The explicator, "having thrown a veil of ignorance over everything that is to be learned, he appoints himself to the task of lifting it" (6-7). Only by concealing knowledge from the student is the explicator able to teach it. This makes the student dependent on the master.
Rancière also calls this "Enforced stultification" (7). The emancipatory master, on the other hand, teaches students only that he has nothing to teach them. This emancipates students from their dependence on explicators. However, this does not mean no master is necessary (12). What is emancipation? "We will call the known and maintained difference of the two relations-- the act of an intelligence obeying only itself even while the will obeys another will-- emancipation" (13). In other words, the student's intelligence is not reliant on the master's, but the master's will strengthens the student's will, the student's self-confidence, to learn independently. "To emancipate an ignorant person, one must be, and one need only be, emancipated oneself, that is to say, conscious of the true power of the human mind" (15).
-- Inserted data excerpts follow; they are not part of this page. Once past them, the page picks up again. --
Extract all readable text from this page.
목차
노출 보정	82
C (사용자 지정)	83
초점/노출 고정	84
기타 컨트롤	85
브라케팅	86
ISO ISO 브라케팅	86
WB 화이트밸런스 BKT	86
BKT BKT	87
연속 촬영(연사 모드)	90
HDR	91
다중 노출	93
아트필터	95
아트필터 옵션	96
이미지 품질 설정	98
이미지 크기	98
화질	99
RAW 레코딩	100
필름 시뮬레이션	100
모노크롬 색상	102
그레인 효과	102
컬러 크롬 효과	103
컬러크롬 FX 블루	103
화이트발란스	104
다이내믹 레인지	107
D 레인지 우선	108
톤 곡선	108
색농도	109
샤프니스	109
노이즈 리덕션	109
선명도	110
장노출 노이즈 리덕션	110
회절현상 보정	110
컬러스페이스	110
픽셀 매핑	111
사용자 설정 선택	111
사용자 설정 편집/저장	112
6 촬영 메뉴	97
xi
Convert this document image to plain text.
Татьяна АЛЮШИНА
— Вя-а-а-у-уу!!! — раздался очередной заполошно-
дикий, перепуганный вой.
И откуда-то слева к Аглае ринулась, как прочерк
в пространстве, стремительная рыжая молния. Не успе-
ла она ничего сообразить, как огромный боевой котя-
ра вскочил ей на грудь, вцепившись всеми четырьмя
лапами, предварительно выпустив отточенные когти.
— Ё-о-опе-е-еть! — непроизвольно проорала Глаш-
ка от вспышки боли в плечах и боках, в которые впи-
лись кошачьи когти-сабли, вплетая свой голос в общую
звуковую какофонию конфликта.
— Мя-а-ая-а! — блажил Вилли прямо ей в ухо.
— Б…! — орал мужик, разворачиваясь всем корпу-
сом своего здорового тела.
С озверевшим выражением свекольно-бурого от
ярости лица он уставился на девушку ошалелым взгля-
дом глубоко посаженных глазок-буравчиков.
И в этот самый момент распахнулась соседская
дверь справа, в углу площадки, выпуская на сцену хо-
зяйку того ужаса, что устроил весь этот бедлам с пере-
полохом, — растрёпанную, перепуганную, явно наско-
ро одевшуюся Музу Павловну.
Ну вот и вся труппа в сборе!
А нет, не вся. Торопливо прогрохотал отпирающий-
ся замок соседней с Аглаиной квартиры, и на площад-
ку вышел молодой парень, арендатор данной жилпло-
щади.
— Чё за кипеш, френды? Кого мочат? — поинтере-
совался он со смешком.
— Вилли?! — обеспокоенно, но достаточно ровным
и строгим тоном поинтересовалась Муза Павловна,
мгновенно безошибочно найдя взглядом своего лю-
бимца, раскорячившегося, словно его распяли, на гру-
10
Learned master vs. ignorant (school) master

"It goes without saying that a scientist might do science without explicating it. But how can we admit that an ignorant person might induce science in another?" (14). While exiled in Belgium, the French-speaking Jacotot taught Flemish-speaking students about the Télémaque using a bilingual French-Flemish translation (1-2). His students learned to intelligently read and write about the Télémaque in French, despite having no prior French instruction (2). Later, Jacotot taught other subjects that he didn't know anything about, including painting and the piano (15).

The circle of power

A circle of powerlessness ties the student to the explicator of the old method (15). "The circle of power, on the other hand, can only take effect by being made public" (15). To break the circle of powerlessness, Rancière argues that "the circle of emancipation must be begun" (16). This, for Rancière, calls for a return to original "universal teaching," meaning learning something without any means of having it explained. "In reality, universal teaching has existed since the beginning of the world, alongside all the explicative methods. This teaching, by oneself, has, in reality, been what has formed all great men" (16).

Universal teaching

Jacotot's method "was not a method for instructing the people; it was a benefit to be announced to the poor; they could do everything any man could. It sufficed only to announce it" (18). Thus, for Rancière, emancipation becomes a political act of affirming and awakening the equal intelligence of all people. He writes: "All men have equal intelligence" (18)

== Reception ==
A review in French Studies wrote that the book would have a small audience outside France due to the specificity of its themes, the resurgence of right-wing politics, and growing unemployment in which few would have the leisure to pursue the inward dialogue Rancière recommends.